|Reviews for The Hands of the King|
| GreyWolfEyes chapter 1 . 9/2/2011
Oh hello :)
So, first of all... From the very beginning of this one shot, you make it evident that you both empathize with and seem to really know Denethor, from your attention to the details of his physical pain to the intricacies of his emotional turmoil. I love how you include the fact that even in (near) death, Denethor still has the palantir.. The evil conduit that is greatly responsible for his descent into madness. And yet, as you describe water falling on the palantir's surface, you make it clear right away that even deep evil cannot always resist good, cannot always overtake it. Even a few drips of water may be enough to quench a fire..
During Denethor's brief inner monologue, I enjoyed how you showed his madness to be a by-product of his deep love for his sons, instead of his madness becoming a source of hatred for them (or, well a source of hatred for Faramir, anyway). You show a psychological picture of Denethor that many authors neglect.
| Osheen Nevoy chapter 1 . 11/20/2010
This is a fascinating story! I'd never encountered before, or thought of, the possibility that the hands of a healer might still be effective even after death. I liked the connection that Denethor feels between Eldacar's loss of his eldest son, and his own. At first I didn't understand why Denethor was trying to get Eldacar's robes, but I guess it was because he needed dry clothing?
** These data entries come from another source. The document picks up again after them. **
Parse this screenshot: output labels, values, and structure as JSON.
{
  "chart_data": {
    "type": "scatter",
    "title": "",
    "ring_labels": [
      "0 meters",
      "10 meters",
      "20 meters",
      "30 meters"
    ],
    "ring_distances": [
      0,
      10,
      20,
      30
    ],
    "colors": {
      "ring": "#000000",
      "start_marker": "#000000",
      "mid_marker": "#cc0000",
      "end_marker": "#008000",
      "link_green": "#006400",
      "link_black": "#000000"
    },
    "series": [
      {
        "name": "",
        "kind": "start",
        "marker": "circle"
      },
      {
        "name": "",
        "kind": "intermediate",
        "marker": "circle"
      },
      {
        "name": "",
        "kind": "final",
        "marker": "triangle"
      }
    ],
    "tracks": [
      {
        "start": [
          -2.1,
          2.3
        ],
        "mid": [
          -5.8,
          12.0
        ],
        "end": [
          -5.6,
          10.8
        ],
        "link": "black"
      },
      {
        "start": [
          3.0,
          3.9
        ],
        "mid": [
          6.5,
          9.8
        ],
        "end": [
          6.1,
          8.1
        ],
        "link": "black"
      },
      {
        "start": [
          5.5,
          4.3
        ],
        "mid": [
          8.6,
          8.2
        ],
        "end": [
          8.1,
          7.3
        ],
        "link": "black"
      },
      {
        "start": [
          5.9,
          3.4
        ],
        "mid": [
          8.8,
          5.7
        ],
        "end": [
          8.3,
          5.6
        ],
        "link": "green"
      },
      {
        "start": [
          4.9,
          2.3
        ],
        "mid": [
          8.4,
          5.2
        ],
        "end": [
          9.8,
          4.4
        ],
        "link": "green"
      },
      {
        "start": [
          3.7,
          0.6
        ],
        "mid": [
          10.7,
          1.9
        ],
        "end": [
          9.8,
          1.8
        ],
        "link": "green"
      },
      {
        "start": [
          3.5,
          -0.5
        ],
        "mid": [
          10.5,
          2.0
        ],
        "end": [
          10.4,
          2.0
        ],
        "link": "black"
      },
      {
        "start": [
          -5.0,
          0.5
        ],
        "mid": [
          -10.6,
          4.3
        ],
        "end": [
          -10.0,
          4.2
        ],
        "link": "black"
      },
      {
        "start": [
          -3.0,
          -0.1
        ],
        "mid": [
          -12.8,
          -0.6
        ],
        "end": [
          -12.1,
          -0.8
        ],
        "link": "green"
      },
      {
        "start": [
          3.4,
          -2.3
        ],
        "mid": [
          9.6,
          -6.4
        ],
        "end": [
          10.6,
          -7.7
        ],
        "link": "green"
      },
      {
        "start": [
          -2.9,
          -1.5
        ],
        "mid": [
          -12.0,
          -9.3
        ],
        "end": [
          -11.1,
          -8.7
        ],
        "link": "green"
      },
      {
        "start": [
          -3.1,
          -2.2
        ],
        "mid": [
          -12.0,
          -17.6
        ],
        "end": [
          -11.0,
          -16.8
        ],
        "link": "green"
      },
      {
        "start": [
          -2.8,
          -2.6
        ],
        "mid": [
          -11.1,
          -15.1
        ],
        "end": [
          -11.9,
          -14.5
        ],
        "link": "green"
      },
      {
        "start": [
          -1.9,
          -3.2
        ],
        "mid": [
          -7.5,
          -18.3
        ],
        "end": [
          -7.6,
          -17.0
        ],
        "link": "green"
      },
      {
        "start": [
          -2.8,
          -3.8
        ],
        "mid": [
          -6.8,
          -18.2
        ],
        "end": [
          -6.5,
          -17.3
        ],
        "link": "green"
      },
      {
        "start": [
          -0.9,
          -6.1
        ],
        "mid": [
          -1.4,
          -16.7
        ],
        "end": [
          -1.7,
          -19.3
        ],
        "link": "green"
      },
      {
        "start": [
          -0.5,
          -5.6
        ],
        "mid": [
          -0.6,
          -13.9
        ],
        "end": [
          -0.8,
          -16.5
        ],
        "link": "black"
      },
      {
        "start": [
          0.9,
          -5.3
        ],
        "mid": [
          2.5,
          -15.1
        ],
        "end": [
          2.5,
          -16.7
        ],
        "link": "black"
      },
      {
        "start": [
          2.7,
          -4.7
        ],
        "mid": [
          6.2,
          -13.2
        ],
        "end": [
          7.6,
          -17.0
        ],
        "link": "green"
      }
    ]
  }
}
I would love to see more of this tale; see it turned into part of a much longer story. I want the answers - to know what happened differently that made Denethor not have Faramir there with him in the House of the Stewards, and of course, to know what happens after this! It seems probable that Denethor's attitude toward Aragorn and his healing hands might be a bit altered now that he's had this experience with the healing hands of another king?